Zou het geen geweldige beproeving en verzoeking zijn geweest? Dit is de zwaarste van de tien beproevingen die Abraham heeft meegemaakt, zeggen joodse uitleggers. En toch door de bestrijding en beproeving heen: Abraham blijft vertrouwen. Wij zullen terug keren zegt Abraham tegen de knechten.

Vader, waar is het lam? God zelf zal voor een offerdier zorgen, mijn zoon. Abraham geeft hier alles uit handen. Hij legt het in Gods handen. Als ik het niet meer zie, onmogelijk, dan kunt U het!
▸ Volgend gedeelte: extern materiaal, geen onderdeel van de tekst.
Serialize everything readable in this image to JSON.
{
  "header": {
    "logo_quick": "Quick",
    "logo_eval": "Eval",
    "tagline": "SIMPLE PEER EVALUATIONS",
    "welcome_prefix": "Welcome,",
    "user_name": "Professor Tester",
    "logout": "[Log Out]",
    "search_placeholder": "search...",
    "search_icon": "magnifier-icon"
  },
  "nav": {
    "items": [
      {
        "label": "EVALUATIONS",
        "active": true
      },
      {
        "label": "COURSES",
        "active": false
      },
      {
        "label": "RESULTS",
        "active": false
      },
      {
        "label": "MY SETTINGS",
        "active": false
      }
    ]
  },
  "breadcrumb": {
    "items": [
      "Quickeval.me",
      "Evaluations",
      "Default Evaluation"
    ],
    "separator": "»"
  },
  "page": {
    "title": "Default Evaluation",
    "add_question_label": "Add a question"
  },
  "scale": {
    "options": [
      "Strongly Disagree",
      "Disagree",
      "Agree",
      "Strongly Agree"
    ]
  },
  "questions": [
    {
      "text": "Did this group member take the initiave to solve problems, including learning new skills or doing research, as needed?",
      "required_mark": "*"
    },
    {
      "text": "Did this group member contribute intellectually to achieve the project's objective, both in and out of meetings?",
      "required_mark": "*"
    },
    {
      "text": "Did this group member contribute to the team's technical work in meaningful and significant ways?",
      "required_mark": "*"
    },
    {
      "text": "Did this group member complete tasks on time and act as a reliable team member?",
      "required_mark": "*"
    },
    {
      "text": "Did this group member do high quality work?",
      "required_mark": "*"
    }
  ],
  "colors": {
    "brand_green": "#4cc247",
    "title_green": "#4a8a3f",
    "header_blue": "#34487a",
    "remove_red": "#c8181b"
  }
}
En Izak? Weet u wat opvallend is dat joodse uitleggers deze geschiedenis ook kennen. In deze geschiedenis leggen ze meer nadruk op de geloofsgehoorzaamheid van Izak. De binding van Izak. Hij protesteert niet, verzet zich niet. Joodse uitleggers zeggen: tegenover Ismaël zegt Izak: jij bent te trots op je te laten besnijden. Je geeft maar een stukje van je lichaam. Ik ben honderd procent bereid om mijn hele lichaam, leven, aan God te offeren. Dan gaat Izak God prijzen, zeggen joodse uitleggers. Bind me maar goed vast. Leg me zo op het offer altaar.

Is Izak echt gestorven? Ja, zeggen sommige uitleggers. Maar op de derde dag weer uit de dood herrezen. Dat zeggen sommige uitleggers. Andere uitleggers zeggen: dat kan niet, God vraagt geen mensenoffers. Andere uitleggers zeggen: hij was schijndood. Wat zegt de Hebreeënbrief? Voor God zou het mogelijk zijn iemand uit de dood op te wekken. Daarom kreeg Abraham zijn zoon terug bij wijze van voorafbeelding. Hij was niet echt dood.
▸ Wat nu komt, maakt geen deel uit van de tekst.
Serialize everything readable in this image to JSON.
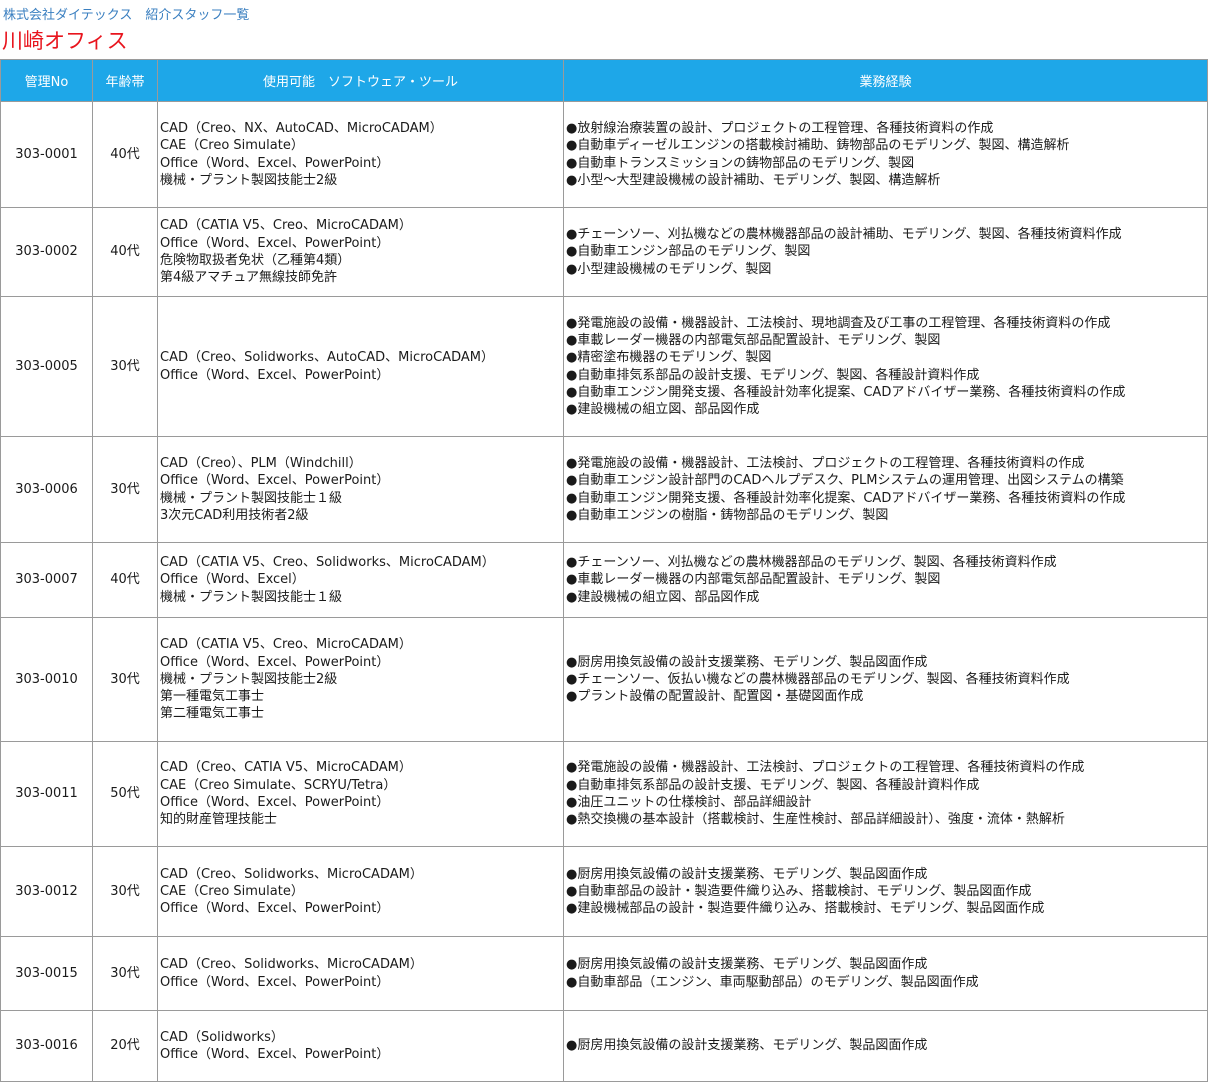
{
  "header": {
    "company_line": "株式会社ダイテックス　紹介スタッフ一覧",
    "office_title": "川崎オフィス"
  },
  "table": {
    "columns": [
      "管理No",
      "年齢帯",
      "使用可能　ソフトウェア・ツール",
      "業務経験"
    ],
    "rows": [
      {
        "id": "303-0001",
        "age": "40代",
        "tools": [
          "CAD（Creo、NX、AutoCAD、MicroCADAM）",
          "CAE（Creo Simulate）",
          "Office（Word、Excel、PowerPoint）",
          "機械・プラント製図技能士2級"
        ],
        "experience": [
          "●放射線治療装置の設計、プロジェクトの工程管理、各種技術資料の作成",
          "●自動車ディーゼルエンジンの搭載検討補助、鋳物部品のモデリング、製図、構造解析",
          "●自動車トランスミッションの鋳物部品のモデリング、製図",
          "●小型～大型建設機械の設計補助、モデリング、製図、構造解析"
        ]
      },
      {
        "id": "303-0002",
        "age": "40代",
        "tools": [
          "CAD（CATIA V5、Creo、MicroCADAM）",
          "Office（Word、Excel、PowerPoint）",
          "危険物取扱者免状（乙種第4類）",
          "第4級アマチュア無線技師免許"
        ],
        "experience": [
          "●チェーンソー、刈払機などの農林機器部品の設計補助、モデリング、製図、各種技術資料作成",
          "●自動車エンジン部品のモデリング、製図",
          "●小型建設機械のモデリング、製図"
        ]
      },
      {
        "id": "303-0005",
        "age": "30代",
        "tools": [
          "CAD（Creo、Solidworks、AutoCAD、MicroCADAM）",
          "Office（Word、Excel、PowerPoint）"
        ],
        "experience": [
          "●発電施設の設備・機器設計、工法検討、現地調査及び工事の工程管理、各種技術資料の作成",
          "●車載レーダー機器の内部電気部品配置設計、モデリング、製図",
          "●精密塗布機器のモデリング、製図",
          "●自動車排気系部品の設計支援、モデリング、製図、各種設計資料作成",
          "●自動車エンジン開発支援、各種設計効率化提案、CADアドバイザー業務、各種技術資料の作成",
          "●建設機械の組立図、部品図作成"
        ]
      },
      {
        "id": "303-0006",
        "age": "30代",
        "tools": [
          "CAD（Creo）、PLM（Windchill）",
          "Office（Word、Excel、PowerPoint）",
          "機械・プラント製図技能士１級",
          "3次元CAD利用技術者2級"
        ],
        "experience": [
          "●発電施設の設備・機器設計、工法検討、プロジェクトの工程管理、各種技術資料の作成",
          "●自動車エンジン設計部門のCADヘルプデスク、PLMシステムの運用管理、出図システムの構築",
          "●自動車エンジン開発支援、各種設計効率化提案、CADアドバイザー業務、各種技術資料の作成",
          "●自動車エンジンの樹脂・鋳物部品のモデリング、製図"
        ]
      },
      {
        "id": "303-0007",
        "age": "40代",
        "tools": [
          "CAD（CATIA V5、Creo、Solidworks、MicroCADAM）",
          "Office（Word、Excel）",
          "機械・プラント製図技能士１級"
        ],
        "experience": [
          "●チェーンソー、刈払機などの農林機器部品のモデリング、製図、各種技術資料作成",
          "●車載レーダー機器の内部電気部品配置設計、モデリング、製図",
          "●建設機械の組立図、部品図作成"
        ]
      },
      {
        "id": "303-0010",
        "age": "30代",
        "tools": [
          "CAD（CATIA V5、Creo、MicroCADAM）",
          "Office（Word、Excel、PowerPoint）",
          "機械・プラント製図技能士2級",
          "第一種電気工事士",
          "第二種電気工事士"
        ],
        "experience": [
          "●厨房用換気設備の設計支援業務、モデリング、製品図面作成",
          "●チェーンソー、仮払い機などの農林機器部品のモデリング、製図、各種技術資料作成",
          "●プラント設備の配置設計、配置図・基礎図面作成"
        ]
      },
      {
        "id": "303-0011",
        "age": "50代",
        "tools": [
          "CAD（Creo、CATIA V5、MicroCADAM）",
          "CAE（Creo Simulate、SCRYU/Tetra）",
          "Office（Word、Excel、PowerPoint）",
          "知的財産管理技能士"
        ],
        "experience": [
          "●発電施設の設備・機器設計、工法検討、プロジェクトの工程管理、各種技術資料の作成",
          "●自動車排気系部品の設計支援、モデリング、製図、各種設計資料作成",
          "●油圧ユニットの仕様検討、部品詳細設計",
          "●熱交換機の基本設計（搭載検討、生産性検討、部品詳細設計）、強度・流体・熱解析"
        ]
      },
      {
        "id": "303-0012",
        "age": "30代",
        "tools": [
          "CAD（Creo、Solidworks、MicroCADAM）",
          "CAE（Creo Simulate）",
          "Office（Word、Excel、PowerPoint）"
        ],
        "experience": [
          "●厨房用換気設備の設計支援業務、モデリング、製品図面作成",
          "●自動車部品の設計・製造要件織り込み、搭載検討、モデリング、製品図面作成",
          "●建設機械部品の設計・製造要件織り込み、搭載検討、モデリング、製品図面作成"
        ]
      },
      {
        "id": "303-0015",
        "age": "30代",
        "tools": [
          "CAD（Creo、Solidworks、MicroCADAM）",
          "Office（Word、Excel、PowerPoint）"
        ],
        "experience": [
          "●厨房用換気設備の設計支援業務、モデリング、製品図面作成",
          "●自動車部品（エンジン、車両駆動部品）のモデリング、製品図面作成"
        ]
      },
      {
        "id": "303-0016",
        "age": "20代",
        "tools": [
          "CAD（Solidworks）",
          "Office（Word、Excel、PowerPoint）"
        ],
        "experience": [
          "●厨房用換気設備の設計支援業務、モデリング、製品図面作成"
        ]
      }
    ]
  }
}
God zal zelf voorzien, in een offerlam, mijn zoon. Ja, daar staat dat ram. Dat wordt geofferd. Zo grijpt God in. Abraham is vastgehouden door God. Nu weet Ik, Abraham, dat je godvrezende bent.

Paulus schrijft: die Zijn eigen Zoon niet gespaard heeft. Maar heeft Hem overgeven. Wat op Mora niet gebeurde, gebeurde op Golgotha. Het is niet te vergelijken. Weer geeft op Golgotha een Vader, God Zelf, Zijn Zoon. Zijn eniggeboren Zoon, Zijn liefste. Jezus Christus. Deze Vader houdt Hem niet tegen of bij Zich. Niet gespaard. Maar voor ons allen overgeven tot in de dood aan het kruis. Geen schijndood. Maar echte dood.
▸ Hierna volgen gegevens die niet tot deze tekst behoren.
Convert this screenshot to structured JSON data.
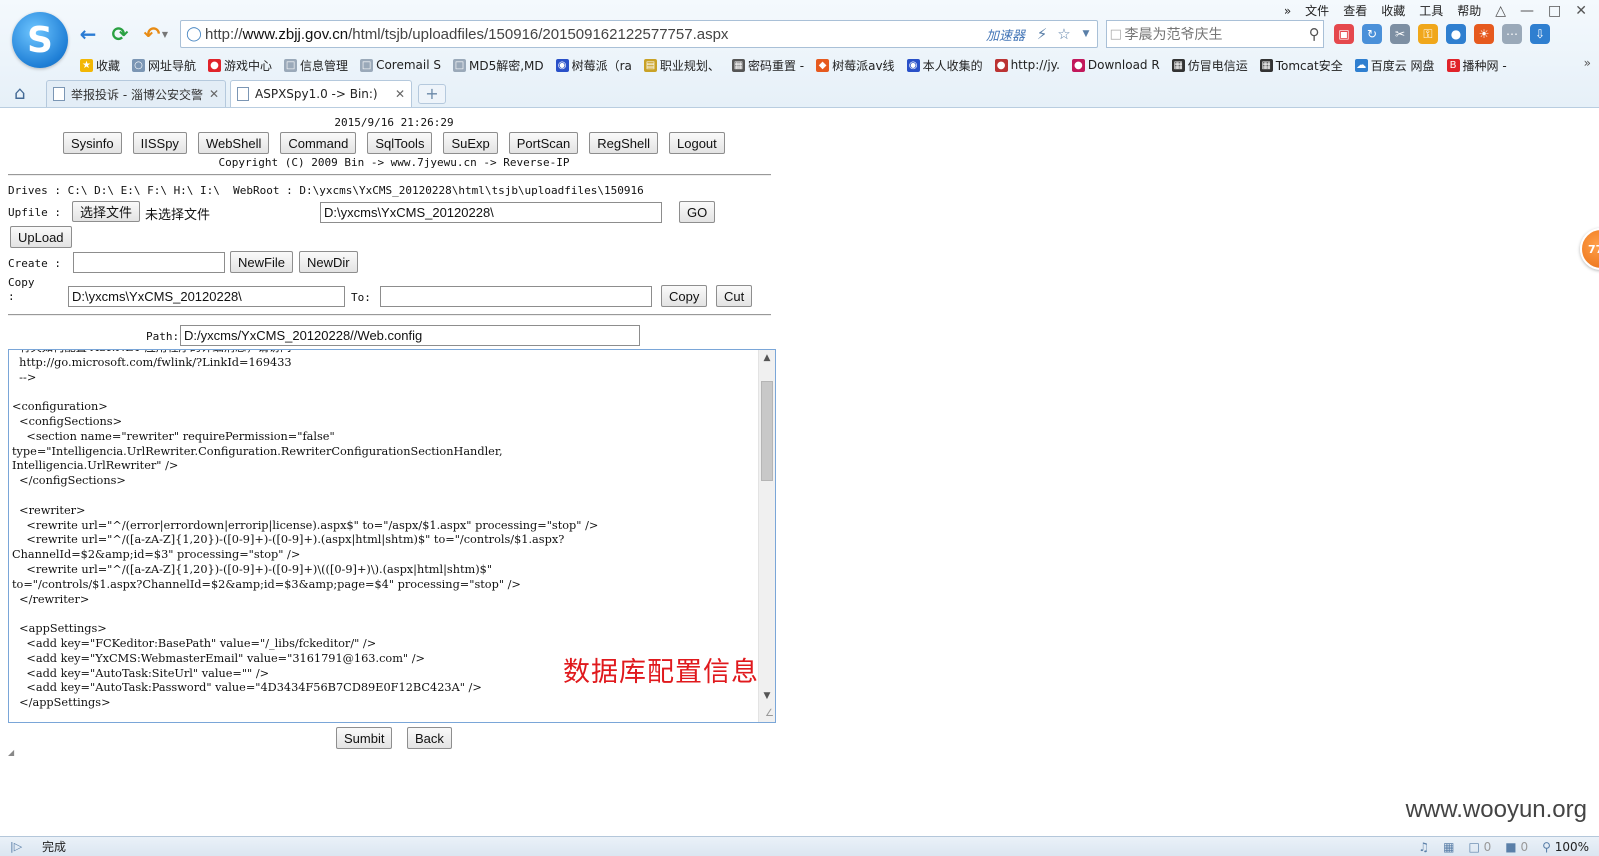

Op Golgotha klonk geen stem: doe Hem geen kwaad… maar Christus is het echte, eeuwige Lam.van God. Door God Zelf uit handen gegeven. Hij zal de zonden wegdragen. Tot vrijspraak en eeuwige zaligheid. Het zal deze Vader niet onbewogen hebben gelaten. Hem te belasten met eeuwige toorn over de zonden van ons geslacht. Om die weg te dragen. Deze Vader doet het vanuit eeuwige zondaarsliefde. Voor ons, verloren zondaren. Christus is de ware Izak, zegt Kohlbrugge. Volkomen gehoorzaam om zich te laten slachten. Net als Zijn Vader gedreven door eeuwige zondaarsliefde.

Niet te vergelijken met het offer van het ram. Zijn offer is van eeuwige waarde. Voor natuurlijke kinderen van Abraham, maar ook voor Palestijnen, Arabieren, Nederlanders. Deze meerdere Izak heeft aan de beloften vastgehouden. Ook toen Hij door de eeuwige Godverlatenheid moest gaan.

Het werd Pasen. Grote blijdschap bij de discipelen en vrouwen. Zijn sterven en opstaan. Achter de weg van Izak zag Abraham iets van Zijn sterven en opstaan. Abraham heeft Pasen gevierd. Uit verlangen naar die dag. En met grote blijdschap over die dag. Wat Abraham van verre zeg is eeuwen later volle werkelijkheid geworden. De dag van Jezus. De dag van Zijn lijden en sterven. En opstaan. Dat is werkelijkheid geworden.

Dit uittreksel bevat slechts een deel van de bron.